Selected for Cannes Directors’ Fortnight in 2002, MONRAK TRANSISTOR remains a Thai New Wave classic with a broken heart and a tune it cannot shake.
Screening as part of New York Asian Film Festival 2026
Manila’s Finest
Thursday, July 22 at 7:30: Q&A with director Raymond Red and star Piolo Pascual after the screening
International Premiere
Southeast Asian Frontiers
Raymond Red, the first Filipino filmmaker to win the Short Film Palme d’Or at Cannes for Anino, drags you back to Manila before martial law: a city with streetlights worth shooting under and cops who still think they are the good guys. Piolo Pascual is Homer Magtibay, a chain-smoking beat lieutenant working brothels, street corners, and precinct shadows, too compromised to be clean and too convinced of himself to stop. Enrique Gil rides shotgun. Then the student rallies gather force, a teenager turns up dead, and the men who call themselves Manila’s Finest get pulled into the machinery of a police state.

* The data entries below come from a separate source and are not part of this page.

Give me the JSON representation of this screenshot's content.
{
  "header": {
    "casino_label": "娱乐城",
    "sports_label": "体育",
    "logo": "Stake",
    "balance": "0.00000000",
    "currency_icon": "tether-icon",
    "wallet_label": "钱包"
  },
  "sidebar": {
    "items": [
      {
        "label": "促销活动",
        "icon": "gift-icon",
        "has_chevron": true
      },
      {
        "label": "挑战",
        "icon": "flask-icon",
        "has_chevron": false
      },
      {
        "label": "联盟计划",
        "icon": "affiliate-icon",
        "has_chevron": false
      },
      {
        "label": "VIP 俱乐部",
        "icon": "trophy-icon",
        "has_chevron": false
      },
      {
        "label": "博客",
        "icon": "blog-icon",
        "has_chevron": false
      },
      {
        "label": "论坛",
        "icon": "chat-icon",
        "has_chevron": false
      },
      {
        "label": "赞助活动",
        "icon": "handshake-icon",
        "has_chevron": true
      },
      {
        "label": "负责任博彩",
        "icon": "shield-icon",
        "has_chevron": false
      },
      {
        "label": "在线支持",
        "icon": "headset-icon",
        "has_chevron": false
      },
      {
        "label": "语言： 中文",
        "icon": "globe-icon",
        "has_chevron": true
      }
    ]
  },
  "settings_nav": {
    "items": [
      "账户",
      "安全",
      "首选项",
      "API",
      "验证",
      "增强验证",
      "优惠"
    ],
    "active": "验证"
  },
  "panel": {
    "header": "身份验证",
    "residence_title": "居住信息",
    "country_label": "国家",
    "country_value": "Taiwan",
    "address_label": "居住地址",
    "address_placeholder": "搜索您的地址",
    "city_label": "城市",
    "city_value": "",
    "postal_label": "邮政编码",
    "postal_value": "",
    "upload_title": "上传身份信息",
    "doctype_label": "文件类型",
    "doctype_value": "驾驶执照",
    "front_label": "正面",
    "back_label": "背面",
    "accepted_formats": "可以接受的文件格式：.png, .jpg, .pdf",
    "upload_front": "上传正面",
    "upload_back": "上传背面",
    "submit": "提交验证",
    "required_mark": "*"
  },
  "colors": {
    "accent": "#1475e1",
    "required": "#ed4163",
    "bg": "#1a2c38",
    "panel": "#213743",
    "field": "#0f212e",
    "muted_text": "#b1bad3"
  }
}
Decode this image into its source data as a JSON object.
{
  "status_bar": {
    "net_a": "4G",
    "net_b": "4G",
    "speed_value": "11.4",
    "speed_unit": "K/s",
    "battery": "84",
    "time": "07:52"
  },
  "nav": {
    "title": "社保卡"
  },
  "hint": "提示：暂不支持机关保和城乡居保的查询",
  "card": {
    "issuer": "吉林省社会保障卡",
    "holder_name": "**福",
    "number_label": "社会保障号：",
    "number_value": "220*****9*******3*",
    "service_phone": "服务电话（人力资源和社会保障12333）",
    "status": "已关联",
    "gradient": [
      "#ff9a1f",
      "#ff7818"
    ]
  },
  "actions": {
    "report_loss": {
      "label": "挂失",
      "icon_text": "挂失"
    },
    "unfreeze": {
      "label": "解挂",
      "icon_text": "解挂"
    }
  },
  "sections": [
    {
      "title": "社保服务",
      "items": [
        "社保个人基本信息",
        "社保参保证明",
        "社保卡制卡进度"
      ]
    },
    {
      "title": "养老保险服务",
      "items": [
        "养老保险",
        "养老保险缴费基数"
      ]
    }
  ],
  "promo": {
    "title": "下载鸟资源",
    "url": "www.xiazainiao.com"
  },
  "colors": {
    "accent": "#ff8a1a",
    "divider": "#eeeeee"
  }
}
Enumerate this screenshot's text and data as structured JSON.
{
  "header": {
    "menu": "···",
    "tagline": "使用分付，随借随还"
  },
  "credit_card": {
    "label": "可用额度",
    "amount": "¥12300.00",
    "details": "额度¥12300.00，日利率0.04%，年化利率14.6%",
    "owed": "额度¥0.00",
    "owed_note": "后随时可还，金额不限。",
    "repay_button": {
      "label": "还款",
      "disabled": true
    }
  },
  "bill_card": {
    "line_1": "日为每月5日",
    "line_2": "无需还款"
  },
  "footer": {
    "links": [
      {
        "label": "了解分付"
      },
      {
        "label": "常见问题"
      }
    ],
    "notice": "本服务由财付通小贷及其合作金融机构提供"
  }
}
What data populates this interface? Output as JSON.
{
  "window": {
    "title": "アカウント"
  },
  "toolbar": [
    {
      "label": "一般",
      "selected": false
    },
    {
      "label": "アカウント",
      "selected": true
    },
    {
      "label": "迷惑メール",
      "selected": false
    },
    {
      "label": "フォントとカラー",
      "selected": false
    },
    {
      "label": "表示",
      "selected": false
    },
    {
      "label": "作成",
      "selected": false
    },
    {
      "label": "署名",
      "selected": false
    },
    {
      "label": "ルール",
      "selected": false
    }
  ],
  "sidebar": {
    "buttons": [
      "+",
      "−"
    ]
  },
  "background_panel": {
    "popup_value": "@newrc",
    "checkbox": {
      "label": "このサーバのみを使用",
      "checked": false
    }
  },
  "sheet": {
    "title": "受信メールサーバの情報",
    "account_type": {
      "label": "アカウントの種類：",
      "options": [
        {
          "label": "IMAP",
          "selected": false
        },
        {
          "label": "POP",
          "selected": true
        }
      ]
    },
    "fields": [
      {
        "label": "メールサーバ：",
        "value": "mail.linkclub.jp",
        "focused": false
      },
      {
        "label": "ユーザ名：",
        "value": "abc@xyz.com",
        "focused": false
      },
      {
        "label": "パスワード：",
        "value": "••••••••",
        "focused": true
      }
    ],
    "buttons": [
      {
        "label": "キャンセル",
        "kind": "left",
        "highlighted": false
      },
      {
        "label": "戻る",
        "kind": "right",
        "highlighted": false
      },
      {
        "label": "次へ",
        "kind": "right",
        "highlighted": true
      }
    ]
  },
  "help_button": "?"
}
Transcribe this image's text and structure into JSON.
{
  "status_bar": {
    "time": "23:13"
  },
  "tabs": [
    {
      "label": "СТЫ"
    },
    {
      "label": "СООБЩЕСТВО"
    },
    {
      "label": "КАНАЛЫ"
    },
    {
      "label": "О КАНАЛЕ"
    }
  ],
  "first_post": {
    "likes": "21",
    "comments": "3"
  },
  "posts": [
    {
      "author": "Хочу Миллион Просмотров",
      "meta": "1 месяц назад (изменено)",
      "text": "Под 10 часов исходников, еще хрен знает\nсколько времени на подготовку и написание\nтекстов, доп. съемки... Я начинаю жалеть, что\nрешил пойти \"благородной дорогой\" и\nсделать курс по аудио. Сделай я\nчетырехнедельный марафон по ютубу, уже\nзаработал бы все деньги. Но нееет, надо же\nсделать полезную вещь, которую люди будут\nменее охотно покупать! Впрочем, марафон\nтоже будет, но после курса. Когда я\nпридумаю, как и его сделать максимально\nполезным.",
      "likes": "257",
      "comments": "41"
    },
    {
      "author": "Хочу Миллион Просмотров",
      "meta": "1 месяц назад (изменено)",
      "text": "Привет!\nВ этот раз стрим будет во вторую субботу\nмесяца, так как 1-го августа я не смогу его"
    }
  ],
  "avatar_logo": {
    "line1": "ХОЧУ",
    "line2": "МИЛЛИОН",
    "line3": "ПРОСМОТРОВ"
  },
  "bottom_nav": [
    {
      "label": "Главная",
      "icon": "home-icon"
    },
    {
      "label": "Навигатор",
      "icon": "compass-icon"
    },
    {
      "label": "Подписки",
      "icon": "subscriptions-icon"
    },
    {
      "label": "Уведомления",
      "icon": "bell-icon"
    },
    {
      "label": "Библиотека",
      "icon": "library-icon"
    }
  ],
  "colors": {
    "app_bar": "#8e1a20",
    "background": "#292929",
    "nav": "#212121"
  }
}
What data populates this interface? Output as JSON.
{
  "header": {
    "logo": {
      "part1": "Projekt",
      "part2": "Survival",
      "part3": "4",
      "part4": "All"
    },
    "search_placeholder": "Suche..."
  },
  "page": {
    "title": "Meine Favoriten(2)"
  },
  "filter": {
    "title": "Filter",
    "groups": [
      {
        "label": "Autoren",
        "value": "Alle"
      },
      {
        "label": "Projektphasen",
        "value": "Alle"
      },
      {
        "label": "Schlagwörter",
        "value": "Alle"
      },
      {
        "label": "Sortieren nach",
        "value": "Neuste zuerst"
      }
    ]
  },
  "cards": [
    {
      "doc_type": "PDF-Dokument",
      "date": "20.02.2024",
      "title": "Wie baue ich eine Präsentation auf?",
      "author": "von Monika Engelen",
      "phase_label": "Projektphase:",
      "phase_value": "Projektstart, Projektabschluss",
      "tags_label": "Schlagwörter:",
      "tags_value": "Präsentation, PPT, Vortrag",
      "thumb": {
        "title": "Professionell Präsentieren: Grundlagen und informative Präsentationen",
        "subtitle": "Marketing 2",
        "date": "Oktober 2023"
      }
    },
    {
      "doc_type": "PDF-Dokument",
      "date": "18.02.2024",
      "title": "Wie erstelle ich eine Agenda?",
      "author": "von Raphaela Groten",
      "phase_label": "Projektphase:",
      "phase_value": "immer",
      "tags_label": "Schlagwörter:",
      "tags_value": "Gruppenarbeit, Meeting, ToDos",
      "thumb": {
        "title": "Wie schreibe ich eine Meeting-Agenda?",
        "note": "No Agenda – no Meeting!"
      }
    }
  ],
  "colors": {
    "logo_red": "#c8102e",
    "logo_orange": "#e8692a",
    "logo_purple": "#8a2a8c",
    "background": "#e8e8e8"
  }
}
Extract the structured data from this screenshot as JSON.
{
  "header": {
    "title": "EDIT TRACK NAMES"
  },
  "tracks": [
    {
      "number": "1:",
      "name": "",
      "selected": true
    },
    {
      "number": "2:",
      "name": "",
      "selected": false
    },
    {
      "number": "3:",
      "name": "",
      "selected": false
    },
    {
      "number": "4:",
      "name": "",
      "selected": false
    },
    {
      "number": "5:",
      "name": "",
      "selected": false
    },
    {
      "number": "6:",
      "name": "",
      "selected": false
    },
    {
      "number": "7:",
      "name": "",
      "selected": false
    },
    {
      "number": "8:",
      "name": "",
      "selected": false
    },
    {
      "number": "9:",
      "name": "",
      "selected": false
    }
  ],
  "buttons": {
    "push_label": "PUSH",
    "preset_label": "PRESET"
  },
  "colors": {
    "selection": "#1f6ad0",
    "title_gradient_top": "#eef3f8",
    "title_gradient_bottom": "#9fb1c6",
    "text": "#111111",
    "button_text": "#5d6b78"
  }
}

Screening as part of New York Asian Film Festival 2026
Filipiñana
Thursday, July 16 at 7:00: New York Premiere!
Southeast Asian Frontiers
Winner of the Sundance Film Festival’s Special Jury Award for Creative Vision, Rafael Manuel’s feature debut expands his Berlinale Silver Bear–winning 2020 short into a work of immaculate control and sunlit menace. Isabel, 17 and newly employed, works as a tee girl at an exclusive country club outside Manila, placing balls for the powerful men who cross the verdant course as if the land had always belonged to them. Around her, sprinklers hiss, golf carts glide, staff wait with practiced patience. All the while, the rules of the club seem to echo a larger national order. Manuel turns golf and perfect lawns into a savage satire of capitalism, building suspense from tiny humiliations, absurd rituals, and gorgeous, poisonous details. What begins as a droll portrait of service and privilege slowly bares very sharp teeth. A Kino Lorber release.